Sunday, July 1, 2012
I'm not much of a literary genius. No, I read for entertainment and don't usually read between the lines. I always found it really annoying when high school English teachers would ask what you thought objects, people and actions meant.
I heard about Fifty Shades of Grey earlier this year when it started showing up on my Facebook newsfeed. I read some reviews on it and when I heard it had some connection to Twilight I said there was no way I pick it up.
I read Twilight in 2008 after I a few friends were raving about it. I thought it had to be amazing. The last book that I picked up because of a whole bunch of hype was the Harry Potter series. I'm not normally a huge fan of fantasy/sci-fi, but I loved Harry Potter and thought Twilight might be similar. Boy, I was so wrong. Twilight was poorly written, characters lacked development and personality, and had vampires. Really vampires. Who on earth wants to be around vampires. Vampires suck blood. Gross.
To me, FSoG is Twilight on Viagra. I didn't have much interest in reading it, but now that I work for a company that seen our sales sky-rocket from FSoG, I thought it would be important to read.
Anastasia has no self-confidence and not really any personality. The story doesn't develop into much and the mystery around Mr. Grey starts to get really old. Just tell me already. The story doesn't need to be over 200 pages. I stalled after reading about 150 pages. I didn't touch the book for about 2 weeks and then we a friend mentioned how it might end, I was intrigued again.
I also find this book a tad bit scary. The kinky sex doesn't bother me nearly as much as the humiliation and dominance. If this relationship between these two adults didn't involve a contract wouldn't this be considered an abusive relationship. He's extremely jealous, tracks her phone, follows her to Georgia, threatens to beat her and actually hits her.
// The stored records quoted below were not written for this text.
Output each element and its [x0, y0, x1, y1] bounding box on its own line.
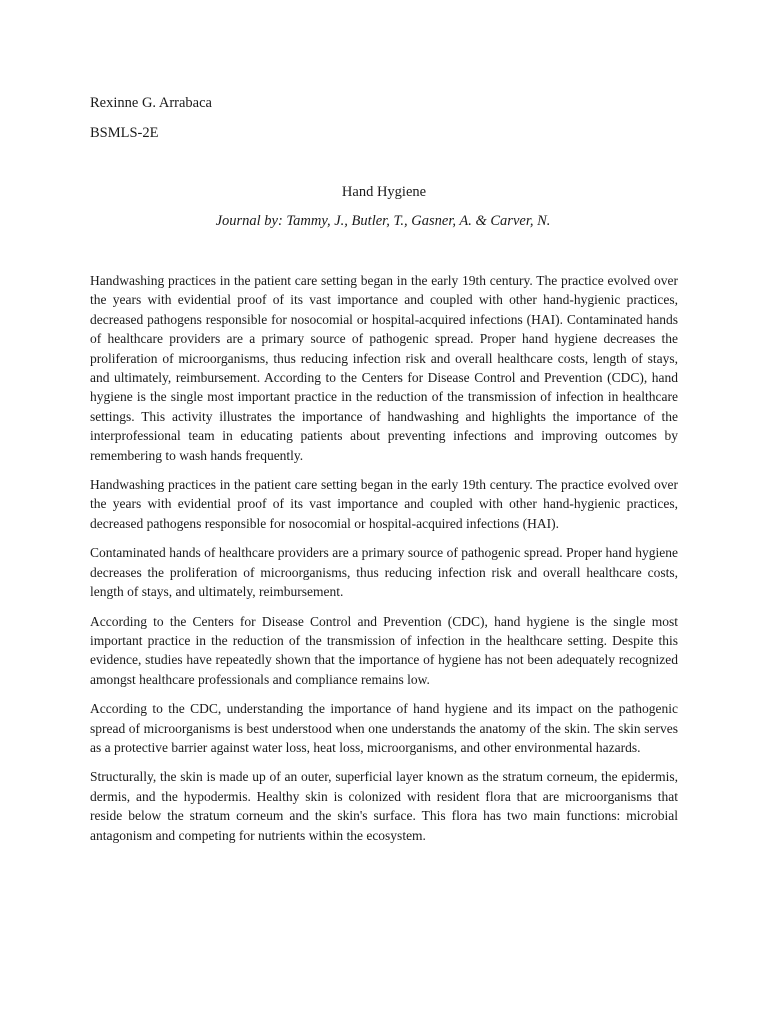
paragraph: According to the CDC, understanding the importance of hand hygiene and its impact on the pathogenic spread of microorganisms is best understood when one understands the anatomy of the skin. The skin serves as a protective barrier against water loss, heat loss, microorganisms, and other environmental hazards.: [90, 701, 678, 755]
paragraph: Handwashing practices in the patient care setting began in the early 19th century. The practice evolved over the years with evidential proof of its vast importance and coupled with other hand-hygienic practices, decreased pathogens responsible for nosocomial or hospital-acquired infections (HAI).: [90, 477, 678, 531]
paragraph: Structurally, the skin is made up of an outer, superficial layer known as the stratum corneum, the epidermis, dermis, and the hypodermis. Healthy skin is colonized with resident flora that are microorganisms that reside below the stratum corneum and the skin's surface. This flora has two main functions: microbial antagonism and competing for nutrients within the ecosystem.: [90, 769, 678, 843]
document-title: Hand Hygiene: [341, 184, 427, 200]
document-body: [90, 271, 678, 1021]
paragraph: Contaminated hands of healthcare providers are a primary source of pathogenic spread. Proper hand hygiene decreases the proliferation of microorganisms, thus reducing infection risk and overall healthcare costs, length of stays, and ultimately, reimbursement.: [90, 545, 678, 600]
paragraph: According to the Centers for Disease Control and Prevention (CDC), hand hygiene is the single most important practice in the reduction of the transmission of infection in the healthcare setting. Despite this evidence, studies have repeatedly shown that the importance of hygiene has not been adequately recognized amongst healthcare professionals and compliance remains low.: [90, 613, 678, 687]
author-name: Rexinne G. Arrabaca: [90, 95, 212, 111]
student-section: BSMLS-2E: [90, 125, 159, 141]
paragraph: Handwashing practices in the patient care setting began in the early 19th century. The practice evolved over the years with evidential proof of its vast importance and coupled with other hand-hygienic practices, decreased pathogens responsible for nosocomial or hospital-acquired infections (HAI). Contaminated hands of healthcare providers are a primary source of pathogenic spread. Proper hand hygiene decreases the proliferation of microorganisms, thus reducing infection risk and overall healthcare costs, length of stays, and ultimately, reimbursement. According to the Centers for Disease Control and Prevention (CDC), hand hygiene is the single most important practice in the reduction of the transmission of infection in healthcare settings. This activity illustrates the importance of handwashing and highlights the importance of the interprofessional team in educating patients about preventing infections and improving outcomes by remembering to wash hands frequently.: [90, 273, 678, 463]
journal-citation: Journal by: Tammy, J., Butler, T., Gasner, A. & Carver, N.: [215, 213, 551, 229]
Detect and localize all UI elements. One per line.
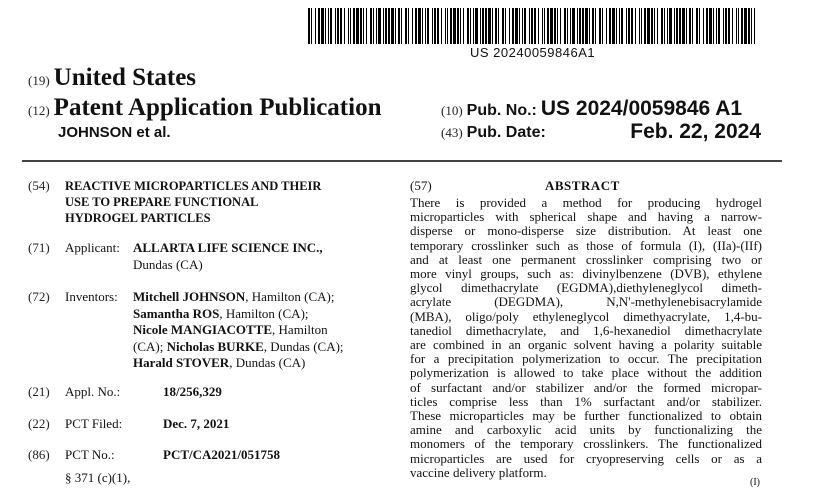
appl-no-value: 18/256,329: [163, 384, 222, 399]
abstract-line: acrylate (DEGDMA), N,N'-methylenebisacrylamide: [410, 295, 762, 310]
abstract-line: There is provided a method for producing hydrogel: [410, 196, 762, 210]
invention-title: [65, 178, 388, 226]
appl-no-field: [28, 384, 388, 401]
inventor-line: [133, 322, 388, 339]
inventor-location: (CA);: [133, 338, 167, 354]
applicant-location: Dundas (CA): [133, 256, 203, 272]
abstract-line: glycol dimethacrylate (EGDMA),diethyleneglycol dimeth-: [410, 281, 762, 296]
publication-type: Patent Application Publication: [53, 94, 382, 121]
abstract-line: of surfactant and/or stabilizer and/or the formed micropar-: [410, 380, 762, 395]
pub-no-label: Pub. No.:: [466, 102, 537, 119]
inventor-short: JOHNSON et al.: [58, 124, 171, 141]
inventor-name: Mitchell JOHNSON: [133, 289, 246, 304]
pct-no-field: [28, 447, 388, 464]
country: United States: [53, 64, 197, 91]
title-line: REACTIVE MICROPARTICLES AND THEIR: [65, 179, 322, 193]
pub-no-value: US 2024/0059846 A1: [540, 97, 743, 120]
inventor-name: Nicholas BURKE: [166, 338, 264, 354]
abstract-heading: ABSTRACT: [545, 178, 620, 193]
abstract-line: monomers of the temporary crosslinkers. The functionalized: [410, 437, 762, 452]
inventor-name: Samantha ROS: [133, 305, 220, 321]
pub-number-line: [441, 97, 742, 121]
title-line: HYDROGEL PARTICLES: [65, 211, 211, 225]
abstract-line: for a precipitation polymerization to occur. The precipitation: [410, 352, 762, 367]
pct-filed-field: [28, 416, 388, 433]
abstract-line: more vinyl groups, such as: divinylbenzene (DVB), ethylene: [410, 267, 762, 282]
inventor-location: , Hamilton (CA);: [245, 289, 335, 304]
inventor-list: [133, 289, 388, 372]
pct-filed-code: (22): [28, 416, 50, 431]
country-code: (19): [28, 73, 50, 88]
inventor-location: , Dundas (CA): [229, 355, 306, 370]
inventor-name: Nicole MANGIACOTTE: [133, 322, 273, 337]
pub-date-label: Pub. Date:: [466, 124, 546, 141]
pub-date-value: Feb. 22, 2024: [630, 120, 761, 143]
title-field: [28, 178, 388, 226]
abstract-line: polymerization is allowed to take place without the addition: [410, 366, 762, 381]
section-371: § 371 (c)(1),: [65, 470, 131, 485]
pub-date-code: (43): [441, 125, 463, 140]
barcode-bar: [755, 8, 758, 44]
appl-no-label: Appl. No.:: [65, 384, 121, 399]
abstract-line: tanediol dimethacrylate, and 1,6-hexanediol dimethacrylate: [410, 323, 762, 338]
inventors-label: Inventors:: [65, 289, 118, 304]
inventor-line: [133, 339, 388, 356]
pub-date-line: [441, 120, 761, 143]
title-line: USE TO PREPARE FUNCTIONAL: [65, 195, 259, 209]
publication-type-line: [28, 94, 381, 122]
inventor-line: [133, 289, 388, 306]
abstract-line: ticles comprise less than 1% surfactant and/or stabilizer.: [410, 394, 762, 409]
formula-label: (I): [750, 477, 760, 488]
abstract-line: amine and carboxylic acid units by functionalizing the: [410, 423, 762, 438]
inventor-location: , Hamilton (CA);: [219, 305, 309, 321]
abstract-line: (MBA), oligo/poly ethyleneglycol dimethyacrylate, 1,4-bu-: [410, 309, 762, 324]
abstract-line: microparticles are used for cryopreserving cells or as a: [410, 451, 762, 466]
abstract-line: These microparticles may be further functionalized to obtain: [410, 409, 762, 424]
pct-no-value: PCT/CA2021/051758: [163, 447, 280, 462]
abstract-line: and at least one permanent crosslinker comprising two or: [410, 252, 762, 267]
pct-filed-value: Dec. 7, 2021: [163, 416, 230, 431]
pub-no-code: (10): [441, 103, 463, 118]
inventor-location: , Hamilton: [272, 322, 328, 337]
title-code: (54): [28, 178, 50, 193]
inventor-line: [133, 306, 388, 323]
inventors-field: [28, 289, 388, 372]
applicant-label: Applicant:: [65, 240, 120, 255]
abstract-line: are combined in an organic solvent having a polarity suitable: [410, 338, 762, 353]
abstract-line: temporary crosslinker such as those of formula (I), (IIa)-(IIf): [410, 238, 762, 253]
header-divider: [22, 160, 782, 162]
pct-filed-label: PCT Filed:: [65, 416, 123, 431]
applicant-name: ALLARTA LIFE SCIENCE INC.,: [133, 240, 323, 255]
applicant-code: (71): [28, 240, 50, 255]
abstract-line: disperse or mono-disperse size distribution. At least one: [410, 224, 762, 239]
type-code: (12): [28, 103, 50, 118]
pct-no-label: PCT No.:: [65, 447, 115, 462]
appl-no-code: (21): [28, 384, 50, 399]
inventor-name: Harald STOVER: [133, 355, 230, 370]
abstract-code: (57): [410, 178, 432, 193]
inventor-location: , Dundas (CA);: [263, 338, 344, 354]
applicant-field: [28, 240, 388, 273]
abstract-line: vaccine delivery platform.: [410, 465, 547, 480]
barcode-number: US 20240059846A1: [470, 45, 596, 60]
country-line: [28, 64, 196, 92]
inventor-line: [133, 355, 388, 372]
inventors-code: (72): [28, 289, 50, 304]
pct-no-code: (86): [28, 447, 50, 462]
abstract-line: microparticles with spherical shape and having a narrow-: [410, 210, 762, 225]
abstract-body: [410, 196, 762, 480]
barcode: [308, 8, 758, 44]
This is something I have a hard time wrapping my head around.
Drives me nuts when every person in a book is hot or extremely good-looking. Was there anyone in this book that wasn't perfect!?
Oh, and the fact that this book takes place in the U.S. with all the main characters from the U.S. and the author is from Great Britain. When I first started reading the book, I thought their language was extremely proper and very English. When I learned the author was from Britain, it made more sense. Shows her laziness or lack of knowledge of American culture. The author obviously had a thesaurus on hand as well.
This book doesn't offer much, but it has been interesting to learn about a BDSM relationship. I knew BDSM existed, but I didn't know much about what went on. I think there have been positives for a lot of women who are spicing up their sex lives and trying new things.
In the end, I understand the hype, but this book isn't great. It might be worth reading for the learning, but other than that, you're not missing much.